With the recent mass shooting in Las Vegas, the emotionally-charged topic of how to stop gun violence has once again become part of the daily musings of most Americans. It seems like everyone has a definitive ‘simple’ solution that if only we implemented it, gun violence would go down significantly.
Both on the right and left, arguments are made that a lack of political will and ignorant people (the other side of whatever you’re arguing) being uninformed about guns seem to be the only challenge to living in a safer society. With gun related injuries and deaths clearly on the rise in the past few years and mass shootings in particular also increasing significantly, it seems clear that America has a gun violence problem of some sort, regardless of cause, (although one should note that we’ve had a massive decline in gun violence for the past two decades until 2016). Even if we agree there is a problem, what can we do about it?
A delve into a meta analysis on gun violence – looking at studies which analyze the effectiveness of current and past gun laws and policies on gun killings — is a good place to start understanding policies which will have an optimal chance of most effectively decreasing gun homicide in the United States.
Earlier this year, a few academics published a meta analysis on gun violence in the JAMA Internal Medicine, which is a peer-reviewed medical journal published monthly by the American Medical Association. The objective was to evaluate the effects of gun laws on gun homicides in the United States and the study did so by evaluating “peer-reviewed articles from 1970 to 2016 focusing on the association between U.S. firearm laws and firearm homicide.”
Overall the study found that “stronger gun policies were associated with decreased rates of firearm homicide, even after adjusting for demographic and sociologic factors. Laws that strengthen background checks and permit-to-purchase seemed to decrease firearm homicide rates.”
However the study also found that “specific laws directed at firearm trafficking, improving child safety, or the banning of military-style assault weapons were not associated with changes in firearm homicide rates. The evidence for laws restricting guns in public places and leniency in gun carrying was mixed.”
Finding that banning assault weapons is essentially ineffective and creating laws that restrict guns in public places is mixed at best, runs contrary to much of the rhetoric and proposed solutions that emerge immediately after mass shootings.
Another meta study on gun violence published in 2012 in Crime and Delinquency examined 29 rigorous gun studies between 1983 and 2005 also had some unusual findings.
The study found that of all the legal interventions to gun violence, probation strategies — increased contact with police, probation officers, and social workers — proved most effective at curtailing gun violence, more than gun buyback programs and stricter gun laws. Policing strategies and community programs were also moderately effective.
On the other hand, prosecutorial strategies like harsher sentences and restricted bail opportunities pertaining to gun violence showed the least promise.
Travis Pratt, a researcher at the University of Cincinnati Corrections Institute who co-authored the 2012 study in Crime and Delinquency told InsideSources that there were deep misconceptions and flaws in the thinking of people on the right and left regarding gun violence.
“You’re not going to make a meaningful dent in gun violence by creating longer jail sentences for gun violence. [Attorney General] Jeff Sessions and the Trump administration are beating the drum of getting tough through enhancing penalties, which has been a staple of 1980’s policy and has been unequivocally proven not to work.”

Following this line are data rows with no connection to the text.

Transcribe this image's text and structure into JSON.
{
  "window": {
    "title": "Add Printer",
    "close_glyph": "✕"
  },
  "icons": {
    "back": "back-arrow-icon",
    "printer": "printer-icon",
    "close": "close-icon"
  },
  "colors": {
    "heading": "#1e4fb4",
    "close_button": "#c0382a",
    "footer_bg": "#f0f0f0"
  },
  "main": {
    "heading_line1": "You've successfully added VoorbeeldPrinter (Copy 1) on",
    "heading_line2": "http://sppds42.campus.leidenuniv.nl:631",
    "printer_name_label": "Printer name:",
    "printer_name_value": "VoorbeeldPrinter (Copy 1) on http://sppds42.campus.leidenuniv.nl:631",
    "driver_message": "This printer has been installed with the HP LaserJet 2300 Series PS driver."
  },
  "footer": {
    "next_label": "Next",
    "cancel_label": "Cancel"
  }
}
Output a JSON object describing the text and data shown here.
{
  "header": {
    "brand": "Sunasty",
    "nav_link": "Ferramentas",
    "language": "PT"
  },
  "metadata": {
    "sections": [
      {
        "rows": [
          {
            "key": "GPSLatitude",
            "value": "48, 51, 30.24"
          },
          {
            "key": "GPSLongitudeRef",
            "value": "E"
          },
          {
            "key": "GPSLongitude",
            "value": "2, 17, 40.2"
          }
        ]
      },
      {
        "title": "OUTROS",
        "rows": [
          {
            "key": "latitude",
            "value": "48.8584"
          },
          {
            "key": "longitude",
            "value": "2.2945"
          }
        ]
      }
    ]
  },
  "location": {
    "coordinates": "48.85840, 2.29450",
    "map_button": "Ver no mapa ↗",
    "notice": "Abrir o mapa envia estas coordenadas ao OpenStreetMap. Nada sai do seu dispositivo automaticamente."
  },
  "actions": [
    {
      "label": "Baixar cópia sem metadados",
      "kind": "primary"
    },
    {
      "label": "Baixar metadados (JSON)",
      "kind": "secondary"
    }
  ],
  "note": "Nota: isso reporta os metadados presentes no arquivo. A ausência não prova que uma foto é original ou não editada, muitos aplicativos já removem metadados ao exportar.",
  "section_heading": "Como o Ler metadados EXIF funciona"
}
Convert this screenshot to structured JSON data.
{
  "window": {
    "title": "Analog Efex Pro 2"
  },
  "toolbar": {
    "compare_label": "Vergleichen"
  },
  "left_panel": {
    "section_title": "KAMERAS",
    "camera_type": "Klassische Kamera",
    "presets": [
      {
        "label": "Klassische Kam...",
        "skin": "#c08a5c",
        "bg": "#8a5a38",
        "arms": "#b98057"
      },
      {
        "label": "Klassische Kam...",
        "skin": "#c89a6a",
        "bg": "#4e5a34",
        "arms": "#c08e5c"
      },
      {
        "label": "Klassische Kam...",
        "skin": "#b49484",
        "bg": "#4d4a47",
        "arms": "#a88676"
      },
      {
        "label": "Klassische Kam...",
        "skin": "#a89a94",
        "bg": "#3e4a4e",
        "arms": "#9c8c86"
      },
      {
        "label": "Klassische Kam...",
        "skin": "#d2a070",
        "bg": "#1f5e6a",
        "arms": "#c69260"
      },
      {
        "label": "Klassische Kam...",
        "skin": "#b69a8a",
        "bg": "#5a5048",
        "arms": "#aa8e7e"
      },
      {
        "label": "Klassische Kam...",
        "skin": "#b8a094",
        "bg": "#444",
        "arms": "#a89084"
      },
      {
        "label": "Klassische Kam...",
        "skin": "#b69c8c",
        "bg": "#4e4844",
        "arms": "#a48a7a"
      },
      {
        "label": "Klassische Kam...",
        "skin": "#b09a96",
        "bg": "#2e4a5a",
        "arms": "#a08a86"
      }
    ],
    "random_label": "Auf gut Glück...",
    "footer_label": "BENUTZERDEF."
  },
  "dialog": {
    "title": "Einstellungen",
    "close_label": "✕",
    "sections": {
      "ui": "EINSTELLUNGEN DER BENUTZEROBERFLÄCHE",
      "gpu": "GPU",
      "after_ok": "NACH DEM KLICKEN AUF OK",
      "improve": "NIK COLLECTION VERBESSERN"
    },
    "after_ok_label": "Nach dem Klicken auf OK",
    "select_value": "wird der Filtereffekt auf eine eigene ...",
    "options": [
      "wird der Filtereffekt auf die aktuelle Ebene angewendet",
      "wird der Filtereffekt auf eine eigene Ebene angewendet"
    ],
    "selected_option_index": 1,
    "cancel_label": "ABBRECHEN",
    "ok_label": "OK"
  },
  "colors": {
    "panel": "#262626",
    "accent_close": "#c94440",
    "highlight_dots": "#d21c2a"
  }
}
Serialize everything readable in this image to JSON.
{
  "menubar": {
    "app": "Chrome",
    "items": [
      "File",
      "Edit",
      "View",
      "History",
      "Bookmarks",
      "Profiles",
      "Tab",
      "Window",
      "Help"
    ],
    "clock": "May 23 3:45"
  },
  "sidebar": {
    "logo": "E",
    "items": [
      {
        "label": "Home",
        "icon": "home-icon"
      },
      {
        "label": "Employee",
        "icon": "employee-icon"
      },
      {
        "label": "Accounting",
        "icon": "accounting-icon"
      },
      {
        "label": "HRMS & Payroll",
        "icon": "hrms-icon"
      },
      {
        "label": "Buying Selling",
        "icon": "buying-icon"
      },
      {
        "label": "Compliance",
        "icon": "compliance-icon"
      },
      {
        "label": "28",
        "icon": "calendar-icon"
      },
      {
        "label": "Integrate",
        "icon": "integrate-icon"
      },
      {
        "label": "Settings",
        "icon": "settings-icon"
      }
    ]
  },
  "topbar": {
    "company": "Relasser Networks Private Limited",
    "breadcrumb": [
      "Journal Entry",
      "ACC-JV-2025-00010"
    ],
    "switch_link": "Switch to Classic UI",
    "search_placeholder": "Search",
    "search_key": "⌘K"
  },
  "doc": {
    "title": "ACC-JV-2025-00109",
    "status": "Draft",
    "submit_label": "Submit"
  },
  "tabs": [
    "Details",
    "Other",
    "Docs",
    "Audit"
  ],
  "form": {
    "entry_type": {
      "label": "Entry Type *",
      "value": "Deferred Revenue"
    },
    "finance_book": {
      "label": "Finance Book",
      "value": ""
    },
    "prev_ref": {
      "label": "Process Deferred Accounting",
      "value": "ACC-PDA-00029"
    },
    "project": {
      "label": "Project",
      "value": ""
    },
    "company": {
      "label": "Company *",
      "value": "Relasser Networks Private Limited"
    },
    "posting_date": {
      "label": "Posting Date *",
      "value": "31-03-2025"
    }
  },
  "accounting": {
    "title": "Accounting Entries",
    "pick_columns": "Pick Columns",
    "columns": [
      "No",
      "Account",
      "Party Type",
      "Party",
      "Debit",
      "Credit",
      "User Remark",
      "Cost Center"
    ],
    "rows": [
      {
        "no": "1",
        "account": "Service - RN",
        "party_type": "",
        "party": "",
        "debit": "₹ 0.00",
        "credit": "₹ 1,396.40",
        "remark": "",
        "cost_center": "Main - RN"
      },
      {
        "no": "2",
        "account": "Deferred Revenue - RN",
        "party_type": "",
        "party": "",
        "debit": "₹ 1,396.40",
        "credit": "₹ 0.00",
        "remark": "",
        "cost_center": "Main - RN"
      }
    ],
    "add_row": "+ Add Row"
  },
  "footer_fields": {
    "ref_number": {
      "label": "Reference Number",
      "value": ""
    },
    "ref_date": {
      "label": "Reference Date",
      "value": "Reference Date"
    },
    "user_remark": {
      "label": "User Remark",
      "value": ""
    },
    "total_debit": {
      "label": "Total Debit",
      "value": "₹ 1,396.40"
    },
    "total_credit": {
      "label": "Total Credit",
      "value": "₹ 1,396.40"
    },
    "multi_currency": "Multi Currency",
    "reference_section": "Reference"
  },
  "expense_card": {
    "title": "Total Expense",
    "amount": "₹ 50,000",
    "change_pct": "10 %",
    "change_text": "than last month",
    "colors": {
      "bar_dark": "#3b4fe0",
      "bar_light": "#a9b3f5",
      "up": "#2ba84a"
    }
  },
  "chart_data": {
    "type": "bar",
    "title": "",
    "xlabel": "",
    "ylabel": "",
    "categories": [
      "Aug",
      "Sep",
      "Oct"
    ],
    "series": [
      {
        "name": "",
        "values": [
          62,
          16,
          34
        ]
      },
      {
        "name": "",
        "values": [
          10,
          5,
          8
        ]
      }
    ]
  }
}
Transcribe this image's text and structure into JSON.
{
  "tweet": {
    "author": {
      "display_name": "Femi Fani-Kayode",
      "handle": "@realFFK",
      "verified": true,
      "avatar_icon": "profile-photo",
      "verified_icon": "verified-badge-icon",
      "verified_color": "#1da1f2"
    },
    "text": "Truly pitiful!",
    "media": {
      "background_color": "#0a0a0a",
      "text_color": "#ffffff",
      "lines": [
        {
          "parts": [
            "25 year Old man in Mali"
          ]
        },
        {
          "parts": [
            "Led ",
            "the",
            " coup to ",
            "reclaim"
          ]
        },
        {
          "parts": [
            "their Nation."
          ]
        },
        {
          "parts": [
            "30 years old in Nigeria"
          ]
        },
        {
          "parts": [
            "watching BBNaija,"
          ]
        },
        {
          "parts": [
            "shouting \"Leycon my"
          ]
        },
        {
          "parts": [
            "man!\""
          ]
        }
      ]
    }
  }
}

Furthermore Pratt said that “the right has been so effective at avoiding this conversation on what to do about gun violence by creating a fear of the left that they’re going to take away your guns — Clinton in the 90’s and Obama in the past few years.”
“At some point there will be legislation and policy change on guns and there is a risk there may be an overreach then, and it’s in their best interest to give a little now rather than be outvoted later.”
However regarding people on the left, Pratt said there was a sense of false idealism regarding gun laws and what they can do if they are even passed.
“The left doesn’t have an appreciation for how many private guns are out there already. Access to guns in the future could potentially be impacted by laws and policies, but guns that are already in the open, 300 million can be sold, borrowed, bartered, stolen–and how can one restrict those?”
Pratt went on to say that whether trying to use gun buyback programs or background checks, “The left doesn’t recognize that it is trying to use a bucket to bail out the Titanic. So many guns are already in circulation that its legally unrealistic to expect those can be taken away and some say they shouldn’t be taken away altogether (due to the 2nd Amendment)”
Sandro Galea, an epidemiologist and dean of the Boston University School of Public Health who also co-authored a study on the association between gun legislation and gun related injuries spoke to InsideSources about his research on gun violence solutions.
Galea backed up Pratt’s assertion that comprehensive approaches to end gun related injuries were much more effective than non-comprehensive approaches; this much is clear.
He went on to add that gun violence solutions are in part so murky and unclear because “we need much more work on this subject. Our understanding of this problem is hampered by the fact that we haven’t done enough research. I don’t think we know enough right now.”